As primary care providers to collegiate student-athletes, athletic trainers must recognize, aid in the treatment of, and manage collegiate student-athlete mental health disorders. PURPOSE: Determine (1) Athletic Trainers’ (ATs) competency and knowledge of basic mental health disorders (2) ATs’ competency and knowledge of depression and (3) ATs’ current practices in referring student athletes to counseling or sport psychology services. METHODS: The Athletic Trainers Depression Recognition Survey contained both quantitative and qualitative items. A total of 114 District 9 ATs out of 990 surveyed (42 male, 72 female) responded.

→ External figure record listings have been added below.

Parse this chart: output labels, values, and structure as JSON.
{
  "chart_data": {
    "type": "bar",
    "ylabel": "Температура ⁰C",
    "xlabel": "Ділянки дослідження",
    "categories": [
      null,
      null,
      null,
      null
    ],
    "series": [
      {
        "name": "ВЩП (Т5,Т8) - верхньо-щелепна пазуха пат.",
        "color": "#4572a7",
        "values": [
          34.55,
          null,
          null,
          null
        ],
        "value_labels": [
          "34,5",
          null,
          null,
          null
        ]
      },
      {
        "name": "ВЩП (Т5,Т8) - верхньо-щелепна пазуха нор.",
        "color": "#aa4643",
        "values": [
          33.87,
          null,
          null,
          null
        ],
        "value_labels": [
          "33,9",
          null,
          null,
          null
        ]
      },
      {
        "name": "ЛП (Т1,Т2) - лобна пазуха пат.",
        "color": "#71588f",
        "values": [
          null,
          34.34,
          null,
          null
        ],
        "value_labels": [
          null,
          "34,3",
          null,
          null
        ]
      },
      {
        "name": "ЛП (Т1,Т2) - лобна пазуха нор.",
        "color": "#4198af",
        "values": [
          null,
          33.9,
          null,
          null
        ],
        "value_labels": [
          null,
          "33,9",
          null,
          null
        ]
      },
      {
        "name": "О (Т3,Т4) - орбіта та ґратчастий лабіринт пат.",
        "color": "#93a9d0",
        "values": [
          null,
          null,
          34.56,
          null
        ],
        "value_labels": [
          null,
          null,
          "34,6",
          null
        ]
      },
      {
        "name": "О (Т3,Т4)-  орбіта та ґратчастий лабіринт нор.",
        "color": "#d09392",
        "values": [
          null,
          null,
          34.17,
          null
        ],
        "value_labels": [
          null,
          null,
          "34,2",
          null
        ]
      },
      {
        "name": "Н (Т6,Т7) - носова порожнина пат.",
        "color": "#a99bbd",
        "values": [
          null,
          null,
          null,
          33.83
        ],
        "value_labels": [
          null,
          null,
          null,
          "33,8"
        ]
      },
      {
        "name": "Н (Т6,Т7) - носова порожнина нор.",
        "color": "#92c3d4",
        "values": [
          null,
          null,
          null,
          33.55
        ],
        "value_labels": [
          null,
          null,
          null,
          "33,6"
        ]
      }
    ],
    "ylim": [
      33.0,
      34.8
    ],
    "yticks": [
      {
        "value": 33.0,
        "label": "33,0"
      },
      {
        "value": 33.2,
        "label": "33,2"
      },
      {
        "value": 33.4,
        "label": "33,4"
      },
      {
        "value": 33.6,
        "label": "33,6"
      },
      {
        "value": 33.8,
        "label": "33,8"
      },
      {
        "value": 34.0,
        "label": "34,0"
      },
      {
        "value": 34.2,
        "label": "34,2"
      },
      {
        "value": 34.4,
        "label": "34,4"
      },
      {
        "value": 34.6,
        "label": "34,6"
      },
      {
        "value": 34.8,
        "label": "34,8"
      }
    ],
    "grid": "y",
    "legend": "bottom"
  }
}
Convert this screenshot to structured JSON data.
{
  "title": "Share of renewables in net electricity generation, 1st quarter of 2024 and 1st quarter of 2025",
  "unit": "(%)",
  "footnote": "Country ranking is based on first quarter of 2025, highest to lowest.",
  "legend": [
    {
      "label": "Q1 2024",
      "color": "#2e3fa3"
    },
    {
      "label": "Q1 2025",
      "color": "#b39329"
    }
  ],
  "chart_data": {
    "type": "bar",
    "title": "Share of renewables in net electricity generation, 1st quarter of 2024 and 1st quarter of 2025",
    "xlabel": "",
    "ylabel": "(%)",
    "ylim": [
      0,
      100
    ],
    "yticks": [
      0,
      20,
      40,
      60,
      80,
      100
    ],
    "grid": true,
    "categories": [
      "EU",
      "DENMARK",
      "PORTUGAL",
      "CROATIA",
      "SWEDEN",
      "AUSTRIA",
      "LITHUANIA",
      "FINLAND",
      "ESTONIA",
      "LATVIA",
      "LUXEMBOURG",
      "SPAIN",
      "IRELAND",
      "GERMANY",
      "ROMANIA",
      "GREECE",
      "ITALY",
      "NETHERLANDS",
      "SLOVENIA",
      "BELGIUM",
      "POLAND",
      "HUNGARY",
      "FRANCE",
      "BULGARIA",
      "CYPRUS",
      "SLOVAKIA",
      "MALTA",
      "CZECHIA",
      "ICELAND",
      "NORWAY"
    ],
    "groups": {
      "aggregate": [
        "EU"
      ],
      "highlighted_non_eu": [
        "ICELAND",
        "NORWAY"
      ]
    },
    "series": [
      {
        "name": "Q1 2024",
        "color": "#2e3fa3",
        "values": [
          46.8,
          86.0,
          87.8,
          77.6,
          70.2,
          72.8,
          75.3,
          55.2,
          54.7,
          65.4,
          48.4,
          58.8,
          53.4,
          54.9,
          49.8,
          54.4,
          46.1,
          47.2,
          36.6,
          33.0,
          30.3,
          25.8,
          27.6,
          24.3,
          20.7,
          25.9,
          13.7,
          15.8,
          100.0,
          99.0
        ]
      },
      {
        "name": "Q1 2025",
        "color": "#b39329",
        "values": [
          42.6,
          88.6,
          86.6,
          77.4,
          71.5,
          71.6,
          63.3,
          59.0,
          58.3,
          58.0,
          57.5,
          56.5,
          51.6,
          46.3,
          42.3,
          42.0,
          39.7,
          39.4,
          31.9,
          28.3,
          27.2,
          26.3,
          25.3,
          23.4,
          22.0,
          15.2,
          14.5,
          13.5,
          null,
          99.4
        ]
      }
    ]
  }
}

RESULTS: At the time of this survey, 49.5% of ATs surveyed had a student-athlete in psychological counseling. 87.6% said they were able to recognize the five stages of grief. 52.7% of ATs stated that they had never heard of the DSM-V. 51.4% of ATs surveyed said that it is very important for certified athletic trainers to be competent in recognizing mental health disorders. 76.3% of ATs surveyed said that they had dealt with a student-athlete battling depression. 54% of ATs surveyed said it was very important to establish a professional relationship with a student-athlete that presents with a mental health disorder in order to diagnose/refer to a physician. 78.8% of ATs surveyed stated that their student-athletes rely on them for mental health support after a season ending injury, and approximately 97.4% of ATs have treated a student-athlete with a season ending injury. 97.3% of ATs surveyed said that student-athletes should be educated on mental health disorders seasonally and/or yearly. 91% said that additional psychological training would help distinguish the difference in a student-athlete’s behavior. When asked if there is a mental health disorder treatment plan in place, 75.7% of ATs said they did not have a treatment plan. CONCLUSION: Half of the athletic trainers surveyed are aiding in the treatment of a student-athlete with a mental health disorder. However, they do not have the training or perceived ability to recognize a mental health disorder, nor do they have a mental health disorder treatment plan in place. There seems to be a disparity between knowledge, treatment, referral, and follow-up for ATs’. Future research should determine the availability of mental health disorder treatment and follow-up plans for ATs’ in all NATA districts at NCAA and NAIA institutions.